Many migrant workers do not quite fit in anywhere and are  excluded from the aid that citizens are entitled to in times of calamity. The Middle East, and the Gulf states in particular, employ the highest proportion of migrant workers in the world. In countries like the UAE, Qatar, Bahrain, and Kuwait, migrants even outnumber the national population. Saudi Arabia, which has the most foreign workers, has 12 million in comparison with its national population of 20 million.

While nationals of the Middle East have been relatively protected from the worst effects of the crisis, the majority of those struck down by the virus have been the migrant workers. While Gulf governments provided billions of dollars in stimulus packages to help their citizens, no direct financial relief has been provided to the huge numbers of migrantson which these countries rely.

The crisis has put the issue of migrant rights, discrimination and inequality to the forefront. The issue is not simply to protect one vulnerable sector but to protect society as a whole, something that can only be achieved if the most vulnerable are also taken care of. If one group of people is at risk, they pose a risk to all. Everyone deserves to be protected.

Other ASEAN responses

In the ASEAN region, the contrasting approaches of two member states to the treatment of migrant populations is worth noting.

While Singapore was initially poised to be a success story because of its swift implementation of safety measures for its citizens, the pandemic also exposed the glaring inequality in its treatment of migrant workers. In mid-March, a second wave of coronavirus infections swept through the country, including  the dormitories of migrant workers which living were in deplorable conditions. According to Singapore’s Ministry of Manpower, 1.4 million of the city-state’s 5.8 million workers are migrant workers and these accounted for 85 percent of its total COVID-19 cases   by the end of April.

Vietnam, on the other hand, continues to be a true success story in COVID-19 response. To   date the country has less than 1000 confirmed cases and only recorded its first death in July. Having learned from its experience with SARS and avian influenza, the country adopted meticulous tracing mechanisms and launched a transparent and proactive public health campaign. The Vietnamese government was among the first Asian countries to implement travel restrictions and lockdowns. The government also developed two apps where people could record their health status and symptoms and this allowed for the reporting of movement or return of migrant workers from abroad or within Vietnam’s borders. Vietnam imposed decisive and transparent measures on its migration policy and even provided “rice ATMs” to provide food for the unemployed. Including migrant workers in their overall COVID-19 strategy has been instrumental in Vietnam’s success in containing the spread of the virus and protecting its population.

Inclusion imperative

The pandemic has exposed the degree of the world’s interconnectedness and the necessity of coming up with a response that will be inclusive and effective. All sectors of society must be taken into consideration if the world is to survive this crisis.

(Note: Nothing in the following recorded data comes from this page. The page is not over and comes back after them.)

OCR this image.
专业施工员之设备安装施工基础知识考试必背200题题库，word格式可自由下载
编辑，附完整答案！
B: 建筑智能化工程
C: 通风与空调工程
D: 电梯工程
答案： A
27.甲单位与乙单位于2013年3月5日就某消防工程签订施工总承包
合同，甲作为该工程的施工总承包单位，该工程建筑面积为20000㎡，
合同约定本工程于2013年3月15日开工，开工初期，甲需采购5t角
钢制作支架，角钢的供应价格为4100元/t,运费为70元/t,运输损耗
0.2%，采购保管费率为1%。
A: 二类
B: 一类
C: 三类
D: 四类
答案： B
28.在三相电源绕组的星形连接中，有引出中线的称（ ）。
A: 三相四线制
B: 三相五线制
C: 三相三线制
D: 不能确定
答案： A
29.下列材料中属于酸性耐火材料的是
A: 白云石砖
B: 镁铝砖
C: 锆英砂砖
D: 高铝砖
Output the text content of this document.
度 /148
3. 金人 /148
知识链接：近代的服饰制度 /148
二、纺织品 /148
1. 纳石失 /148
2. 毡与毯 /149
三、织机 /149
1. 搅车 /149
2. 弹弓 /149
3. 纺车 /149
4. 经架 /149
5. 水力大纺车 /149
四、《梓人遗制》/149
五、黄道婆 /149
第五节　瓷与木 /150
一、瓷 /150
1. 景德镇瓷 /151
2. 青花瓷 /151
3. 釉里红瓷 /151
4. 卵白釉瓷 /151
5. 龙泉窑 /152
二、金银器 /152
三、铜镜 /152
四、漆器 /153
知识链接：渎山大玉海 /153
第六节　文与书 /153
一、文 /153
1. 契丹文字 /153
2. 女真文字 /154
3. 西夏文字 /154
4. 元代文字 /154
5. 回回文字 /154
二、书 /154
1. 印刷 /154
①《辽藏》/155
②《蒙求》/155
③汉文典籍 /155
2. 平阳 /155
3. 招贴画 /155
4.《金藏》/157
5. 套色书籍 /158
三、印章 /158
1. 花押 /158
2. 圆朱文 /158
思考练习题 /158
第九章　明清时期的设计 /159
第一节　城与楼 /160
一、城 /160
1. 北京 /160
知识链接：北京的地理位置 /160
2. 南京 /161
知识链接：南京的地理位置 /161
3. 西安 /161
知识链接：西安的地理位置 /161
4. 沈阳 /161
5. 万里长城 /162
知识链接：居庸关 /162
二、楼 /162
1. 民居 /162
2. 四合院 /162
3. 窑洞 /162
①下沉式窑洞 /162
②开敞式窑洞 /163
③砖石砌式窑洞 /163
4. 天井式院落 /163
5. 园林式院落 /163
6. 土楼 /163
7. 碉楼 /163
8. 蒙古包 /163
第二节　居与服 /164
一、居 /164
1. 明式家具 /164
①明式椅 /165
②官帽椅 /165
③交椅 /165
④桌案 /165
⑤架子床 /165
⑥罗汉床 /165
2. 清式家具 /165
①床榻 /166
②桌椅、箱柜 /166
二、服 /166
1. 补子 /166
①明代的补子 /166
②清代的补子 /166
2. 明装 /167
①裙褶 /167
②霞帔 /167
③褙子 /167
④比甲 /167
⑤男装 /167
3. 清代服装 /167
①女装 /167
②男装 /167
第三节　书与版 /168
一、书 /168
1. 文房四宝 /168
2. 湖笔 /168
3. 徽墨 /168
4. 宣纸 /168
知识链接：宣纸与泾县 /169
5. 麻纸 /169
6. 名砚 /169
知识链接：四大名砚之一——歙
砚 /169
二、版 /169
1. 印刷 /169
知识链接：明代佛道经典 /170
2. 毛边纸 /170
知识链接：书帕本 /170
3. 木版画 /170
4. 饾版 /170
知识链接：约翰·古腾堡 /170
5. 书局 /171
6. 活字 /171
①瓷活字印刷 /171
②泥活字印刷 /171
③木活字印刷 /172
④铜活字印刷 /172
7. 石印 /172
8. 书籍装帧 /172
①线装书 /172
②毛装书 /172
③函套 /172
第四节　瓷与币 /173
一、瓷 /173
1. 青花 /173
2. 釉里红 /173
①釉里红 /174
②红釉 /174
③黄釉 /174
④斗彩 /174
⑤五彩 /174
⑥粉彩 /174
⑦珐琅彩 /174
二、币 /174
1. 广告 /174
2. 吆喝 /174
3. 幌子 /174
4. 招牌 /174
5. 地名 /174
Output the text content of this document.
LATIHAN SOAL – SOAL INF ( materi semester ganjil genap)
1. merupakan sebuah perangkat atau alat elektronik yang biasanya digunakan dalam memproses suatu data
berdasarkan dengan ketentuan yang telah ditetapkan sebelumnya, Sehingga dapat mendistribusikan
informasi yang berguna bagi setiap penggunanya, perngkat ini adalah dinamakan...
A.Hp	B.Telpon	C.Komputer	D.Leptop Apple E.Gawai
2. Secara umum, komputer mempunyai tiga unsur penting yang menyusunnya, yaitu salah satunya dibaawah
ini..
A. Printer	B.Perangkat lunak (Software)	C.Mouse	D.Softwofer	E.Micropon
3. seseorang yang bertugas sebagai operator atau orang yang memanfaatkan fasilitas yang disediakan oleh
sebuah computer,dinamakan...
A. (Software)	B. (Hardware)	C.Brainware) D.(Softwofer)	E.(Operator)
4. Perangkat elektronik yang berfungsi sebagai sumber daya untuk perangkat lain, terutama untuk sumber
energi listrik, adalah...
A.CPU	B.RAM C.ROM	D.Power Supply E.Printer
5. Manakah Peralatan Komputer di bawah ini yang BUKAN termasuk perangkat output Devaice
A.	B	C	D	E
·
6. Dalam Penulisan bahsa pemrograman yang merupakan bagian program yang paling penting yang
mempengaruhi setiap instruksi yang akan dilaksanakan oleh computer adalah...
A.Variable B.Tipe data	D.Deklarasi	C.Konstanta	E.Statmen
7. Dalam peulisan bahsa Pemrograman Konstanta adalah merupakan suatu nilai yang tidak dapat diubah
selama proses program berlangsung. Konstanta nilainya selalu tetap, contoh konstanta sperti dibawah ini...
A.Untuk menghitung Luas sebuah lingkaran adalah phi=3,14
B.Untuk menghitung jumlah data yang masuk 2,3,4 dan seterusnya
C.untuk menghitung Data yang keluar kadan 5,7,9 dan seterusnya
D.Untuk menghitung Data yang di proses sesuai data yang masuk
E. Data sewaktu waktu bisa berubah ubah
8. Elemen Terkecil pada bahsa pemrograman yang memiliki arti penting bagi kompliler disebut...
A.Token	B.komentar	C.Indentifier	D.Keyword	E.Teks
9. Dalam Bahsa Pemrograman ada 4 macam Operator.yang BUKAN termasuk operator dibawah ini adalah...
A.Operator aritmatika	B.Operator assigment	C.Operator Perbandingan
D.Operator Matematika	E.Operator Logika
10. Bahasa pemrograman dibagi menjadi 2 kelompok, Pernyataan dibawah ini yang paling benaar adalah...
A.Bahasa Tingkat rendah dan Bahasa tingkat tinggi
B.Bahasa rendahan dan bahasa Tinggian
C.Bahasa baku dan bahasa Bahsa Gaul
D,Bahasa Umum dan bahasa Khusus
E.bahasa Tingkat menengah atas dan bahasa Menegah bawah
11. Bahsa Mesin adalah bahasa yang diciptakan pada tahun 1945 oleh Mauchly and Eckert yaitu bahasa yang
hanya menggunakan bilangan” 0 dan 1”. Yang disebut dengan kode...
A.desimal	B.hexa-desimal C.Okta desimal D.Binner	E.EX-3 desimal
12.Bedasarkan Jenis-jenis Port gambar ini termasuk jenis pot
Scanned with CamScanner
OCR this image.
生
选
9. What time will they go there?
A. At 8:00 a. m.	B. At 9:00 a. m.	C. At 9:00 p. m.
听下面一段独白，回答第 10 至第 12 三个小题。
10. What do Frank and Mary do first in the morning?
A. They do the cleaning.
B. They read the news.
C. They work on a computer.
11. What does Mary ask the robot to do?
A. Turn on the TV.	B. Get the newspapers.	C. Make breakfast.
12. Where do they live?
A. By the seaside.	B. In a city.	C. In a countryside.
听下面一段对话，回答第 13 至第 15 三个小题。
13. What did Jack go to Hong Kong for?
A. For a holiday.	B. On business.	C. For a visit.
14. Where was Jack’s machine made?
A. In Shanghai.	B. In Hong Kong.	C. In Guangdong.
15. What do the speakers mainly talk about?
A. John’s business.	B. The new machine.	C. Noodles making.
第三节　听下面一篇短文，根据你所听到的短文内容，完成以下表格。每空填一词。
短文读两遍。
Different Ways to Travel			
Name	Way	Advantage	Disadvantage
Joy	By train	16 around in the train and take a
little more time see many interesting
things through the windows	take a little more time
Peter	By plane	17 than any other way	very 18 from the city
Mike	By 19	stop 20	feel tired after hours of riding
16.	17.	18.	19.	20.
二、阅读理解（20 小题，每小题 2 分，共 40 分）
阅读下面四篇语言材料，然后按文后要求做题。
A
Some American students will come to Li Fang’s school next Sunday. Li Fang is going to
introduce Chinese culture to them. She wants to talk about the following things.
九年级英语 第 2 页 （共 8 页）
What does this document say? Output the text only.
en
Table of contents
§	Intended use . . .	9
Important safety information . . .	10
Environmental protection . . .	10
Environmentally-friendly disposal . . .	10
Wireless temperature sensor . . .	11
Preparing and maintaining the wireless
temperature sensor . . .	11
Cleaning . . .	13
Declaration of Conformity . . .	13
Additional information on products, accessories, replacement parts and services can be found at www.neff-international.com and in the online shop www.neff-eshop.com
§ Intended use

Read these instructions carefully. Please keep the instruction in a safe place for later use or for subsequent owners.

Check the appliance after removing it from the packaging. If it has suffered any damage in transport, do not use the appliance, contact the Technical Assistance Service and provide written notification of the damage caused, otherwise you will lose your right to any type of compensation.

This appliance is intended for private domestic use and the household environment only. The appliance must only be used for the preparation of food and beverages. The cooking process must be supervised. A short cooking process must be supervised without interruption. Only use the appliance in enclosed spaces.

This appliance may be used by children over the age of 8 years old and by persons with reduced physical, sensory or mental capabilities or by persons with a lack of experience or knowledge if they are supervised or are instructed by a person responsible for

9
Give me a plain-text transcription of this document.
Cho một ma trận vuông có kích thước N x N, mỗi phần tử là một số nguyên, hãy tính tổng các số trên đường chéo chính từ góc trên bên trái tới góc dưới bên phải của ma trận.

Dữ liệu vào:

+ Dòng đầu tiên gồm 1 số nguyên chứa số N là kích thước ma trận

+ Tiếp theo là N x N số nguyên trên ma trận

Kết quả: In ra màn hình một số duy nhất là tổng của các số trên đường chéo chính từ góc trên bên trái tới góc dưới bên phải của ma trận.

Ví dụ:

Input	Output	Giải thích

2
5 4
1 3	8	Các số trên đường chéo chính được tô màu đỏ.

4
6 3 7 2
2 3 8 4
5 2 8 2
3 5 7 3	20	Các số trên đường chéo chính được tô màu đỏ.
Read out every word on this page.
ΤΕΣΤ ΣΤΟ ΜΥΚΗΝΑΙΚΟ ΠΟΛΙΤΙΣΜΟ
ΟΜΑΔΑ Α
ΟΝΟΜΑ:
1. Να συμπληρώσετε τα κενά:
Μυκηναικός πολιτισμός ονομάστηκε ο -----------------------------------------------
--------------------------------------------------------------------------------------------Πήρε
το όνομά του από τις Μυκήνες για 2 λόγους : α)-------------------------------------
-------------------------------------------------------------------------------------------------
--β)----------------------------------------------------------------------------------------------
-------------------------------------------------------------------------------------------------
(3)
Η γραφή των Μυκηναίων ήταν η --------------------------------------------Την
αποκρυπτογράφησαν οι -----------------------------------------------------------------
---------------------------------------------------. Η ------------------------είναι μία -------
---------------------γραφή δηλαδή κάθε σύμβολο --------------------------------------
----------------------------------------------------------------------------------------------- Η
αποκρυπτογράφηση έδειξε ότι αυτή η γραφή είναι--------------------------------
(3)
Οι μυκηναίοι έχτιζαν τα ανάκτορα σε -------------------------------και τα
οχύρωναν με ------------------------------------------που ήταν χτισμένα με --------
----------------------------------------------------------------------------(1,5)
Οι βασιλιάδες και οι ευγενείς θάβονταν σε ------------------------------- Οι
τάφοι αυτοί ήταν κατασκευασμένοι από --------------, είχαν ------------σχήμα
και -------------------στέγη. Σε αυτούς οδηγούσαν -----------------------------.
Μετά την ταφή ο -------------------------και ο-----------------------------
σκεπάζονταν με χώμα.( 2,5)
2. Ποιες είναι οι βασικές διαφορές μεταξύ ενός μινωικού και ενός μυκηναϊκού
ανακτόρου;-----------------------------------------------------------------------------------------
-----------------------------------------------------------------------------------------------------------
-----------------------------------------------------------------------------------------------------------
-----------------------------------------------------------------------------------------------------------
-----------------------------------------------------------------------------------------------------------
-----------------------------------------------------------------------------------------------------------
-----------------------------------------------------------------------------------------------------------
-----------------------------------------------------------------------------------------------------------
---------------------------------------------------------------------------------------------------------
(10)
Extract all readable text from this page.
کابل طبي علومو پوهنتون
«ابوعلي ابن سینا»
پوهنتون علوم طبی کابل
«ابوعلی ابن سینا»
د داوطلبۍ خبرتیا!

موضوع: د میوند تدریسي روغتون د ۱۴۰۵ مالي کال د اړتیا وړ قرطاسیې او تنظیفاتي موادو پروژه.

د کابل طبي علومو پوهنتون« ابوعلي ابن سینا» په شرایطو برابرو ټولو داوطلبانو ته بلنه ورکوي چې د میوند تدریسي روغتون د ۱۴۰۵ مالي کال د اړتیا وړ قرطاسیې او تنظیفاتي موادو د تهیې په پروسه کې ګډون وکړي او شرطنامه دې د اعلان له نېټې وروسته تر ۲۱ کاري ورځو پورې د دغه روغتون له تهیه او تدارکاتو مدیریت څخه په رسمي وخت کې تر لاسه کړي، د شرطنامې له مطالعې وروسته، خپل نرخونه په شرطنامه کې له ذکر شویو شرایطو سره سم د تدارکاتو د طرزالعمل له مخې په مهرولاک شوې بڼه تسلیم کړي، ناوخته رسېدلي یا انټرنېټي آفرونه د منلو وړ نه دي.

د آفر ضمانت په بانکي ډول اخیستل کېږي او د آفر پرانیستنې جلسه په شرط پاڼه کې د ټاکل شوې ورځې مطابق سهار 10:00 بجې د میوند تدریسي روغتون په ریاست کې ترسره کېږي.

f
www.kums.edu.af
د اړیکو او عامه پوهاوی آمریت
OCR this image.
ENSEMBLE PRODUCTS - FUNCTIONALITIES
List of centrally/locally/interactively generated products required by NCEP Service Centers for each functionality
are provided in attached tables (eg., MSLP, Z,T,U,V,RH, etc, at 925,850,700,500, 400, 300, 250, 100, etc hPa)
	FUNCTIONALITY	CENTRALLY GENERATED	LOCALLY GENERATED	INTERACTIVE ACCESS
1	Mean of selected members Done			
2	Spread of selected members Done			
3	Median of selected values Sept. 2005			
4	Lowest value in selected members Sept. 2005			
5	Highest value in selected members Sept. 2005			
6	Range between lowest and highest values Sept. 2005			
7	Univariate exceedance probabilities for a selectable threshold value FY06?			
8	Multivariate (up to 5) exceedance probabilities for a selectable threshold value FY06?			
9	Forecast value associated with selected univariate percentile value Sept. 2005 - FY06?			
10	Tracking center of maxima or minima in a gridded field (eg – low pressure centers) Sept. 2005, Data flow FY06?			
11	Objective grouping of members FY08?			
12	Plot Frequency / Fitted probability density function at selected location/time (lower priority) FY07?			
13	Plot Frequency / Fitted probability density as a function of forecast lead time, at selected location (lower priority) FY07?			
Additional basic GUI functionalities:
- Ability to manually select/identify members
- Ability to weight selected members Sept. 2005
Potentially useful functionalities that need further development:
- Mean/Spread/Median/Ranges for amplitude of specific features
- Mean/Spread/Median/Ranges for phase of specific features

The narrative that certain groups, like migrant workers, are separate from the rest of society, can no longer be countenanced. Including migrant workers in recovery programmes is key to ensuring the health and safety of all.

The crisis has revealed the inequalities faced by migrant workers globally, and also presents an opportunity for structural change. Migrant workers must have access to healthcare, adequate housing, social security, and just working conditions.

The   ILO recommends that all governments should consistently and systematically include migrant workers in their COVID-19 responses. They must also pay particular attention to women migrant workers who are increasingly at risk of violence in lockdown and quarantine. Essentially, migrant workers should be entitled to the same social and economic protections as nationals because they are all members of the same society and COVID-19 does not distinguish between nationals and migrants.